Published on :
The main US intelligence agencies estimated on Tuesday that Russia was “very likely” to be behind the cyber espionage operation discovered in mid-December, and not China, as Donald Trump insisted. They also confirmed the severity of the attack.
At least ten US government agencies affected, around 18,000 federal structures and private companies affected, and one ultimately officially named culprit: “most likely” Russia. The main US intelligence services – the FBI, the NSA, the CISA (Cybersecurity and Infrastructure Security Agency) and the Office of the Director of National Intelligence (ODNI) – issued their findings on Tuesday, January 5, concerning a vast cyber espionage operation in the United States, discovered in mid-December and which is “still in progress”, according to the joint press release.
The accusing finger pointed in the direction of Moscow represents a snub for outgoing President Donald Trump. He had challenged the Russian track, already mentioned shortly after the discovery of the piracy on December 17, preferring to make China its number 1 suspect.
The weakest link
However, no evidence has been provided by US agencies to support the accusations against Russian cyber spies. This is not, in itself, surprising: “The United States rarely provides evidence in such cases so as not to give clues as to their modus operandi,” explains Ivan Kwiatkowski, cybersecurity researcher at Kaspersky France, contacted by France 24.
Still, Americans have to take their word for it right now. “Nothing concrete has yet been published – neither by the intelligence services, nor by the partners of the private sector who cooperate in the investigation – allowing to make the link with Russia”, specifies this researcher of Kaspersky, a company IT security officer, which is also actively working to trace this cyberattack.
But beyond this political wave of arms around the attribution of the attack, these official conclusions above all confirm its scale. “This is one of the largest cyber espionage operations orchestrated in the United States,” said Gérôme Billois, cybersecurity specialist for the specialist consulting firm Wavestone, contacted by France 24.
It is primarily through the sophistication of computer intrusion techniques. The attackers took the time to identify the weak link among the software vendors used by the US administration. They opted for an American company, Solarwinds, which sells programs to manage networks. A virus has been installed in one of their products, Orion, used by nearly 40,000 companies and administrations, including Microsoft, the State Department, the New York Times and telecommunications groups.
This first piece of malware was designed to spread over the computer networks of Solarwinds customers when they performed an update to Orion. About 18,000 of them have done so, providing a gateway for hackers. But that’s not all: these cyber spies then identified more than 250 structures of particular interest to them and installed other viruses there that allow them to monitor the entire computer network and, if necessary, to steal sensitive information.
Stinging setback for the United States
And they had access to some of the most important administrations in the country, such as the State Department (the Ministry of Foreign Affairs), the Treasury, National Security, and even Commerce and Energy. These hackers have managed to stay there without arousing suspicion since March 2020. This is the other aspect that sets this cyber espionage operation apart. “More than the number of victims, it is their quality that counts here,” emphasizes Ivan Kwiatkowski.

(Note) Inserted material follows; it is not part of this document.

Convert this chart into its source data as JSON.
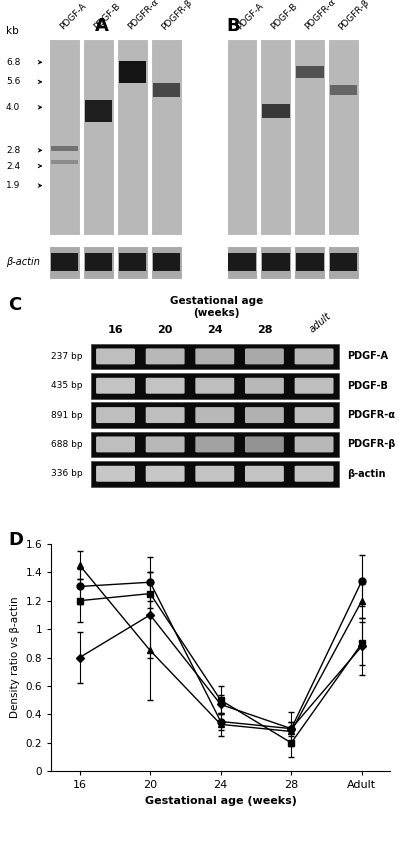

Succeeding in such a coup “requires substantial human and technical resources, if only to constantly monitor the pirated networks, and to escape the detection measures put in place by these administrations”, considers Gérôme Billois. “It is clear that for the country behind this attack, this was an operation of great importance,” confirms Ivan Kwiatkowski.
For the United States, this is a bitter setback. This case shows how poor control over the software used by the administration can be. Since the first revelations concerning this attack, we have indeed “learned that IT security within Solarwinds had already been called into question in the past”, recalls Gérôme Billois.
The extent of the damage is also reflected in what the intelligence services are careful not to say in their joint statement. “It is absolutely unclear what information these spies may have had access to,” said the expert from Wavestone. Usually, authorities do everything to be reassuring, indicating that attackers, for example, did not have access to critical infrastructure or sensitive information. Nothing like it this time around. “There are two possible explanations: either they don’t know anything about it yet, which is bad enough, or it is too sensitive to be said publicly,” Gérôme Billois analyzes.
And then, by the authorities themselves, the attack is not over. “Which means that investigators are still identifying all the victims and making sure that there is no trace of the presence of these spies anywhere,” says Ivan Kwiatkowski.
It’s painstaking work. “Succeeding in removing attackers from the hacked network is often complicated,” notes the researcher from Kaspersky France. This includes making sure that the hackers do not install other back doors allowing them to return discreetly after being ejected the first time. A big cleaning “which will very probably not be finished before the end of the month”, estimates Ivan Kwiatkowski. In other words, during the handover between Donald Trump and Joe Biden on January 20, there will probably still be one or two Russian spies in the virtual corridors of several ministries.